Speaking on Wednesday on the second and final day of the 2014 Euromoney Egypt Conference in Cairo, Chairman of the Egyptian Exchange (EGX) Mohamed Omran told delegates there were currently no plans to privatize the EGX, one of the region’s largest exchanges, adding that it was unlikely any such plans would materialize “in the next 25 years.”
“The EGX is a strong and stable government institution,” and one of the Arab world’s “most open” exchanges, with governing rules and regulations that were the “best in the region,” Omran said.
He did, however, stress the need for cooperation between the EGX and the country’s private sector, saying that partnerships with private institutions over the exchange and development of expertise “could possibly happen” in future.
He said the bourse had not yet reached “the level we want,” and that it was still reeling from the compounded effects of a global financial crisis and the ousting of two of the country’s presidents in less than three years.
Despite this, he said, the EGX had performed well during the previous 18 months due to the efforts of brokerage firms and the announcement of the government’s development plans for the country’s economy.
He added that brokerages and financial institutions, as well as the national mega projects announced since the inauguration of President Abdel-Fattah El-Sisi—especially the expansion of the Suez Canal—would have a pivotal role to play in the coming period in helping revive the country’s lumbering economy by drawing in much-needed foreign and domestic investment.
Omran revealed there would be a number of new listings on the EGX in the coming period, though he added there would be a reassessment of the market’s listing procedures, with changes expected, in roughly a year’s time.
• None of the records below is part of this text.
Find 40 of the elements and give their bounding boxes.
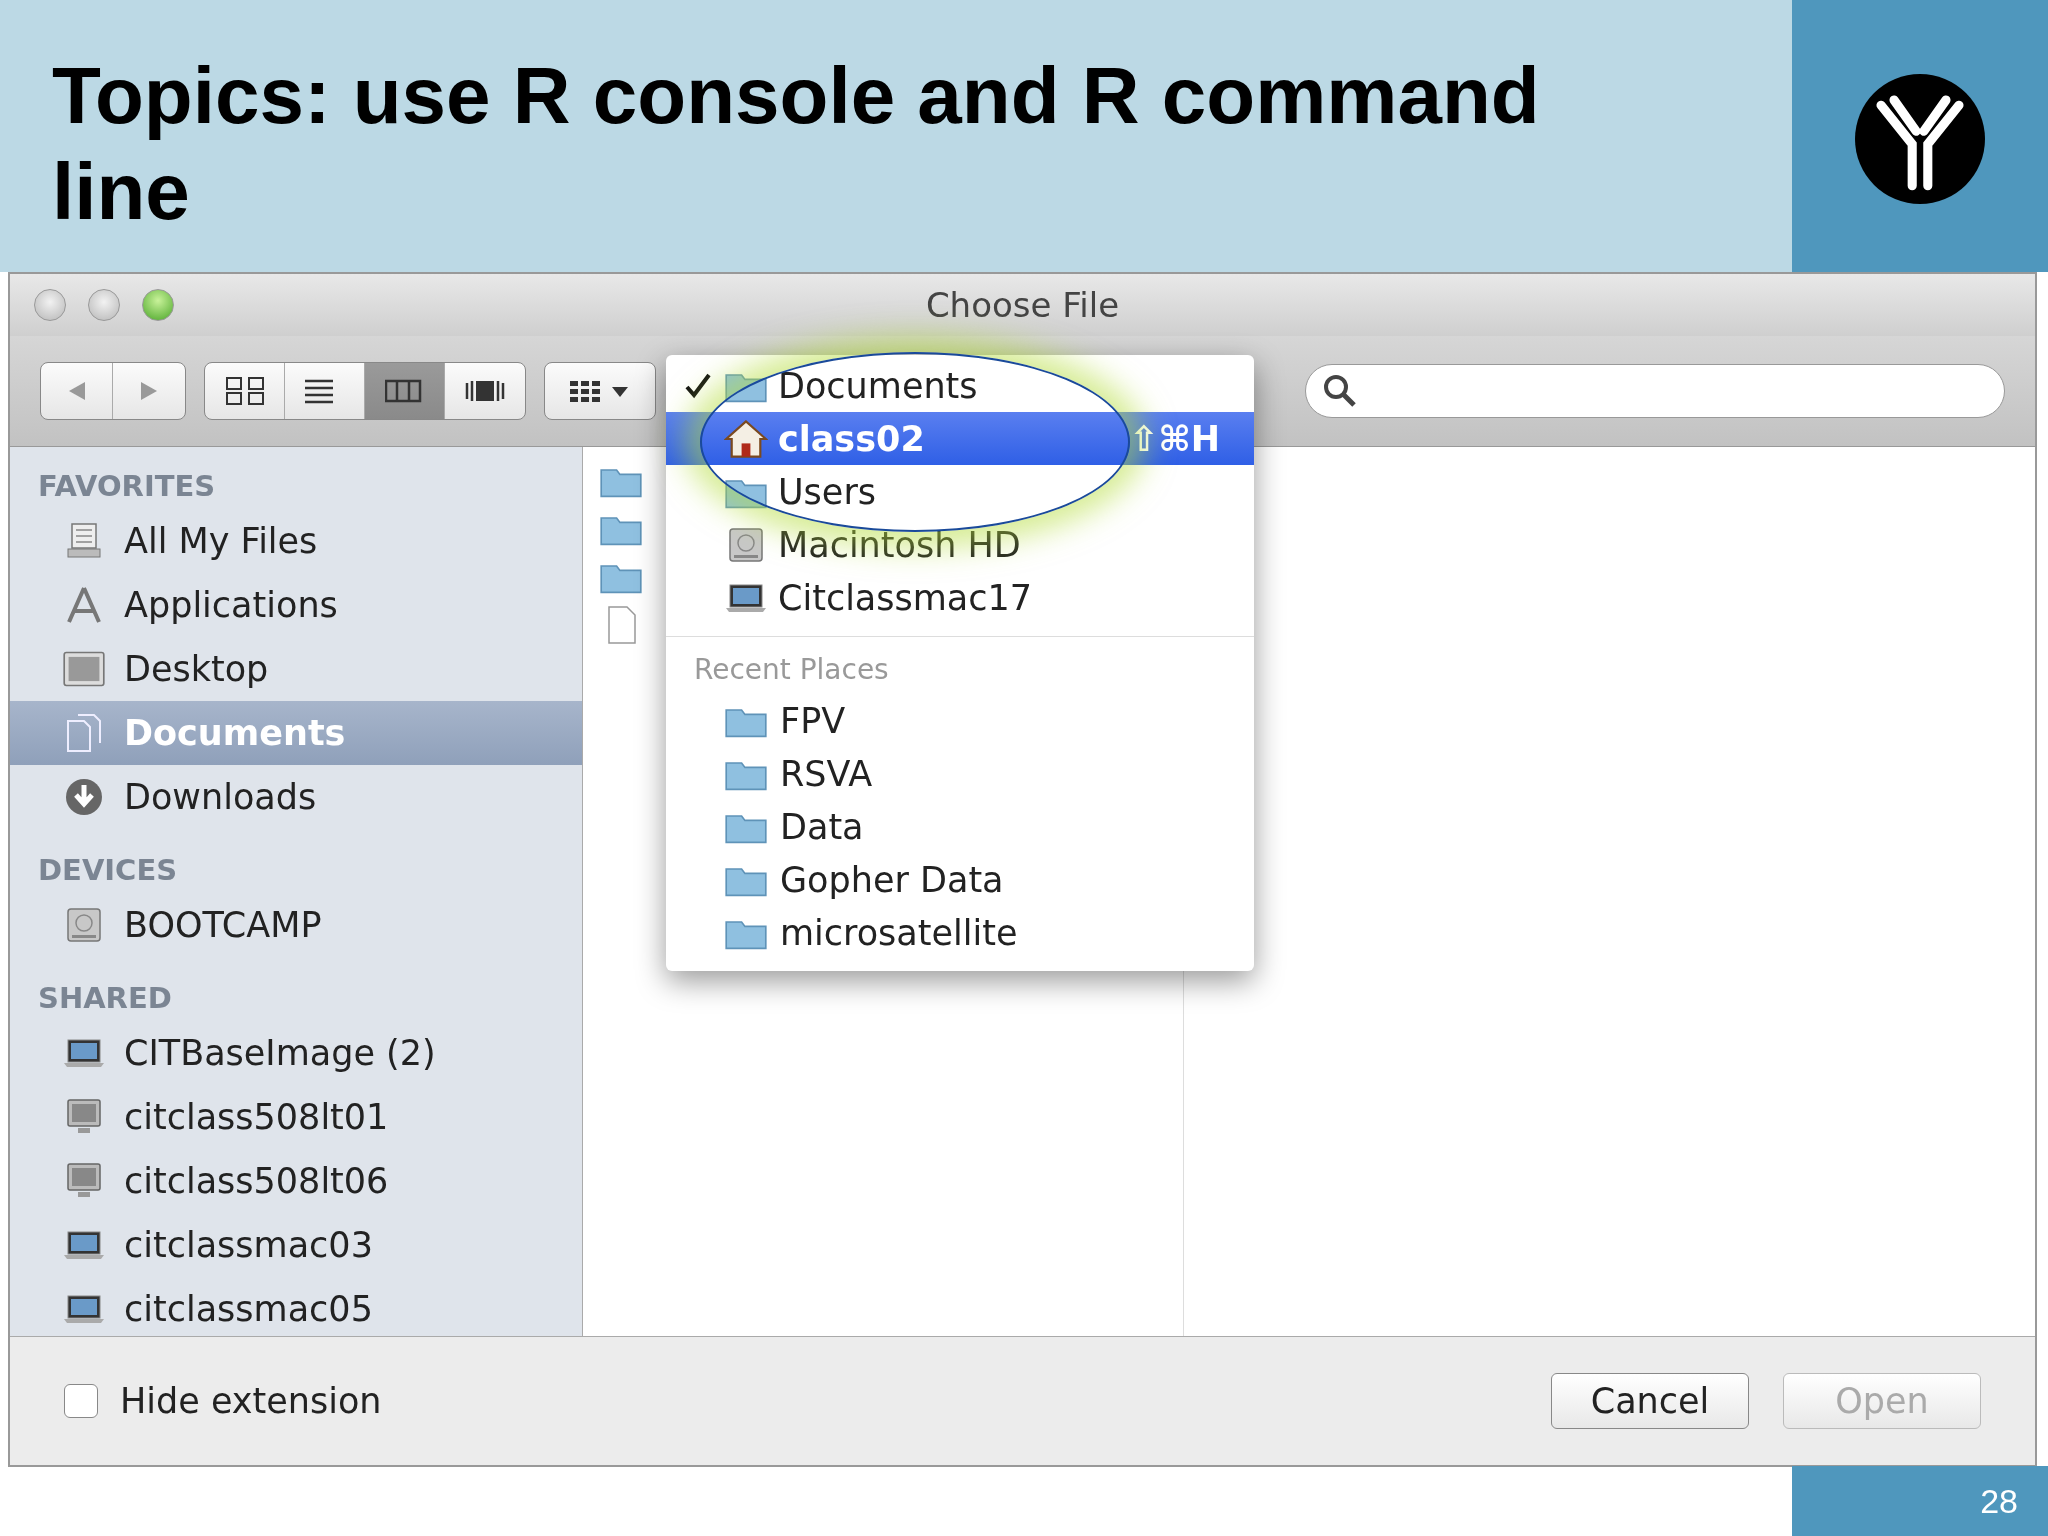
desktop-icon	[62, 649, 106, 689]
sidebar-item[interactable]: citclass508lt01	[10, 1085, 582, 1149]
menu-item[interactable]: microsatellite	[666, 906, 1254, 959]
menu-item[interactable]: Macintosh HD	[666, 518, 1254, 571]
search-icon	[1322, 373, 1358, 409]
sidebar-heading: FAVORITES	[37, 468, 217, 505]
window-title: Choose File	[925, 285, 1120, 325]
sidebar-item[interactable]: Desktop	[10, 637, 582, 701]
sidebar-heading: DEVICES	[37, 852, 179, 889]
menu-item[interactable]: Gopher Data	[666, 853, 1254, 906]
sidebar-item[interactable]: All My Files	[10, 509, 582, 573]
sidebar-item[interactable]: citclassmac05	[10, 1277, 582, 1336]
antibody-logo-icon	[1855, 74, 1985, 204]
menu-item[interactable]: class02 ⇧⌘H	[666, 412, 1254, 465]
dialog-button[interactable]: Cancel	[1551, 1373, 1749, 1429]
grid-icon	[224, 377, 265, 405]
menu-item[interactable]: RSVA	[666, 747, 1254, 800]
zoom-button[interactable]	[142, 289, 174, 321]
menu-item[interactable]: Citclassmac17	[666, 571, 1254, 624]
sidebar-item[interactable]: Applications	[10, 573, 582, 637]
menu-heading: Recent Places	[693, 652, 890, 688]
menu-item[interactable]: Users	[666, 465, 1254, 518]
sidebar-item[interactable]: citclassmac03	[10, 1213, 582, 1277]
checkbox-label: Hide extension	[120, 1381, 382, 1421]
sidebar-item[interactable]: CITBaseImage (2)	[10, 1021, 582, 1085]
close-button[interactable]	[34, 289, 66, 321]
sidebar-item[interactable]: Downloads	[10, 765, 582, 829]
search-field[interactable]	[1305, 364, 2005, 418]
sidebar-heading: SHARED	[37, 980, 173, 1017]
shortcut-label: ⇧⌘H	[1128, 418, 1221, 459]
house-icon	[724, 418, 768, 459]
checkbox[interactable]	[64, 1384, 98, 1418]
page-number: 28	[1792, 1466, 2048, 1536]
menu-item[interactable]: Data	[666, 800, 1254, 853]
menu-item[interactable]: Documents	[666, 359, 1254, 412]
sidebar-item[interactable]: citclass508lt06	[10, 1149, 582, 1213]
slide-title: Topics: use R console and R command line	[52, 50, 1541, 238]
menu-item[interactable]: FPV	[666, 694, 1254, 747]
minimize-button[interactable]	[88, 289, 120, 321]
sidebar-item[interactable]: BOOTCAMP	[10, 893, 582, 957]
Egypt’s economy has been crippled since the country’s revolution in 2011. Inflation and unemployment have risen steadily, while foreign currency receipts have plunged on the back of falling tourism numbers and a steady exodus of investors.
The market’s benchmark EGX 30 index tumbled 16 percent on January 27, 2011, two days after the start of the protests that eventually unseated longtime president Hosni Mubarak, forcing it to close for almost two months in order to avoid a potential freefall.
Despite turbulence over the two years since then, the market has relatively stabilized. At the time of writing it has gained almost 30 percent of its value at the start of the year.